“What man among you, who has 100 sheep and loses one of them, does not leave the 99 in the open field and go after the lost one until he finds it? When he has found it, he joyfully puts it on his shoulders, and coming home, he calls his friends and neighbors together, saying to them, ‘Rejoice with me, because I have found my lost sheep!’ I tell you, in the same way, there will be more joy in heaven over one sinner who repents than over 99 righteous people who don't need repentance. Or what woman, who has 10 silver coins, if she loses one coin does not light a lamp sweep the house and search carefully until she finds it? When she finds it, she calls her women friends and neighbors together, saying, ‘Rejoice with me, because I have found the silver coin I lost!’ I tell you, in the same way, there is joy in the presence of God's angels over one sinner who repents.”
The two parables reinforce the central idea contained in the Parable of the Prodigal Son. In both, it is clearly an image of a straying human being who later corrects his mistakes i.e. a lost one was found with joy.
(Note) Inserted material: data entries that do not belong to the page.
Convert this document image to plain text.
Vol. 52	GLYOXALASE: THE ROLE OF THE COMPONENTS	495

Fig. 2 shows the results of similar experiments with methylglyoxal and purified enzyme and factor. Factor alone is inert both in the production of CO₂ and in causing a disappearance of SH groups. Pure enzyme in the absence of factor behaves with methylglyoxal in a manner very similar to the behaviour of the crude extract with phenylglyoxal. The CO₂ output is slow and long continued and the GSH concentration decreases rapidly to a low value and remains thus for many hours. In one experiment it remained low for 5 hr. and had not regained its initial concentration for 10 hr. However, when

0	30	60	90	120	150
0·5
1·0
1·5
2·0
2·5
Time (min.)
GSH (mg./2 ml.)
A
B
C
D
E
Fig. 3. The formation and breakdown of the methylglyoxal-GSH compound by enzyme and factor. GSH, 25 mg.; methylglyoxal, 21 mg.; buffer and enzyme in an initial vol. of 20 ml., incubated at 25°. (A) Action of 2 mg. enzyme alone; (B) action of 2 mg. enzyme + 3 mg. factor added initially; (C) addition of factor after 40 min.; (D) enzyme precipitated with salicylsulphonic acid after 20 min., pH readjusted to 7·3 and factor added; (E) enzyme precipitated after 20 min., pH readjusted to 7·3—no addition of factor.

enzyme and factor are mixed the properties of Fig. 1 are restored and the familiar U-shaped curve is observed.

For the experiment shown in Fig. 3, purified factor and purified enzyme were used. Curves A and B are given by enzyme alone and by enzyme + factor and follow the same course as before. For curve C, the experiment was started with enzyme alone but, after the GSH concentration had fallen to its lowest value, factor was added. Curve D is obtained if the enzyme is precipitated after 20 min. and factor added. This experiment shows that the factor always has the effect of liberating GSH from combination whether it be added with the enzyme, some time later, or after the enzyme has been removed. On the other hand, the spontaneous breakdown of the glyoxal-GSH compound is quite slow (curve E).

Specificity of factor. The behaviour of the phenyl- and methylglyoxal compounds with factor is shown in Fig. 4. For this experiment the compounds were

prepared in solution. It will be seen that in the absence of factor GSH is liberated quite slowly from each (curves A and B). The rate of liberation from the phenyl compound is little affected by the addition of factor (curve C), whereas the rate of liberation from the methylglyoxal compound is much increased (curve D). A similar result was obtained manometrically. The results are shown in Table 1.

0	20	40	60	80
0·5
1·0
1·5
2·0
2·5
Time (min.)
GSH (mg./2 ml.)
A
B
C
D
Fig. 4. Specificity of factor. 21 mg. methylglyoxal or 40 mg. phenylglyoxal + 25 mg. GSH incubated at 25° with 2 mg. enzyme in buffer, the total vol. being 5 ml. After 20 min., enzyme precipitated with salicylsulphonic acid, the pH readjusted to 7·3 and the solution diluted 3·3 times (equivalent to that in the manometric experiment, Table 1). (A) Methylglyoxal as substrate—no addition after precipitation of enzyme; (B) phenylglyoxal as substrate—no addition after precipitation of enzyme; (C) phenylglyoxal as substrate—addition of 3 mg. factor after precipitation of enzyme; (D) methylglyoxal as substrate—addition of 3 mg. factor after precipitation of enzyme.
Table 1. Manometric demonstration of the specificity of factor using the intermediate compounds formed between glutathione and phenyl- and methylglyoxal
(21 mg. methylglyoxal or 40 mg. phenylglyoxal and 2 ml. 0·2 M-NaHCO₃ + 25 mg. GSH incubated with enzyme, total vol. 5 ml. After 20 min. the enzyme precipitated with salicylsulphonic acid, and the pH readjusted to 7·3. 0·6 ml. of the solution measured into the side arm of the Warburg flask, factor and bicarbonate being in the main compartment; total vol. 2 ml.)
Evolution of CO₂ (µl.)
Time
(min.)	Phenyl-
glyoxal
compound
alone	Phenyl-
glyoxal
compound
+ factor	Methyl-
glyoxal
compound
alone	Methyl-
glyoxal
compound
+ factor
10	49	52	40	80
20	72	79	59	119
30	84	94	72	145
The biggest shepherd's joy was to save just one out of the 100 sheep. Similarly, the woman did not pay attention to the 9 silver coins she had but exulted finding just the tenth. Great is the joy in heaven for each sinner that repents. It does not matter if only one among millions is rescued. The joy will always be the same. Because of this, no effort can be excessive in giving true help to any fellowman who is suffering and who deserves assistance. Suffering paves the way for help to reach the soul.
Note that it is always the sinner himself who repents, and this implies a radical change in behavior with respect to the past errors. This requirement is far from the idea of obtaining pardon for sins through the acceptance of a blind faith or through the compulsory compliance with invented penitence.